Библиотека литературы США - Кэтрин Энн Портер
Шрифт:
Интервал:
Закладка:
В дверях вагона Кеннерли обернулся и, увидев, что мы намереваемся здесь обосноваться, предостерегающе замахал руками. — Нет, нет! — возопил он. — Только не здесь. Вам не подобает быть здесь! — закричал он, делая страшные глаза: он почитал своим долгом опекать даму. Я следовала за ним, кивками, жестами давая понять, что он зря беспокоится. За мной шел Андреев — он бережно огибал громоздкие вещи и мелкую живность, мимоходом переглядывался со спокойными, живыми черными глазами — ни одних не пропустил.
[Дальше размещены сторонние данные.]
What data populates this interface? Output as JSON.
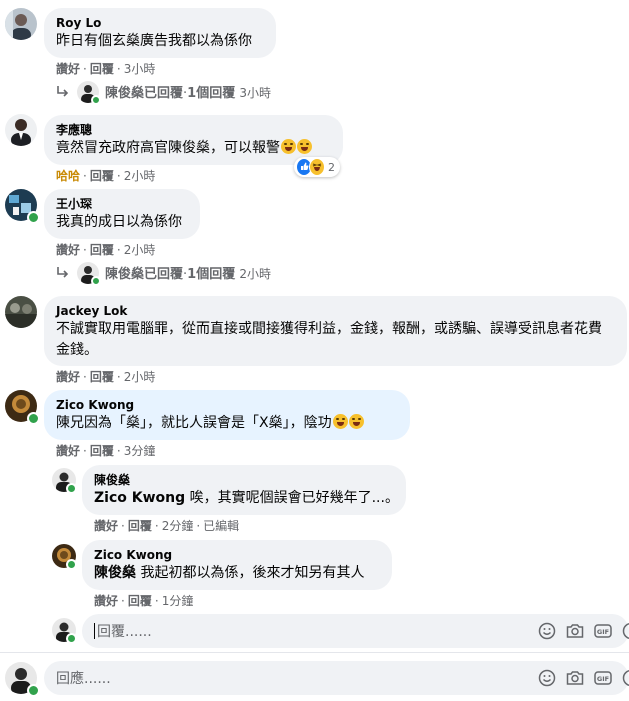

Вагон первого класса был аккуратно подметен, местных жителей здесь практически не было, чуть не все окна были раскрыты. Кеннерли забросил сумки на полки, одним махом откинул спинки сидений и суматошливо расстилал и перестилал пальто и шарфы до тех пор, пока не соорудил гнездышко, где мы могли свернуться друг против друга калачиком, тем самым хоть на время оградив трех представителей интеллектуальной элиты высшей расы, оказавшихся — вот ужас-то! — без присмотра и практически без защиты, и где, в какой стране! У Кеннерли перехватило горло, едва он завел об этом речь. Строго говоря, гнездо он свил для себя: он знал, что собой знаменует. Нас с Андреевым он приравнял к себе из вежливости: как-никак Андреев был коммунистом, а я писательницей, во всяком случае, так Кеннерли сказали. Еще неделю назад он обо мне ничего не слышал; не слышал обо мне и никто из его знакомых, и, строго говоря, присматривать за мной надлежало Андрееву — он или не он пригласил меня в эту поездку? Однако Андреев принимал все как должное, был легковерен, не задавал вопросов и не чувствовал никакой ответственности перед обществом — во всяком случае, Кеннерли никогда не назвал бы его ответственным человеком, а раз так, ни в чем на него не рассчитывал.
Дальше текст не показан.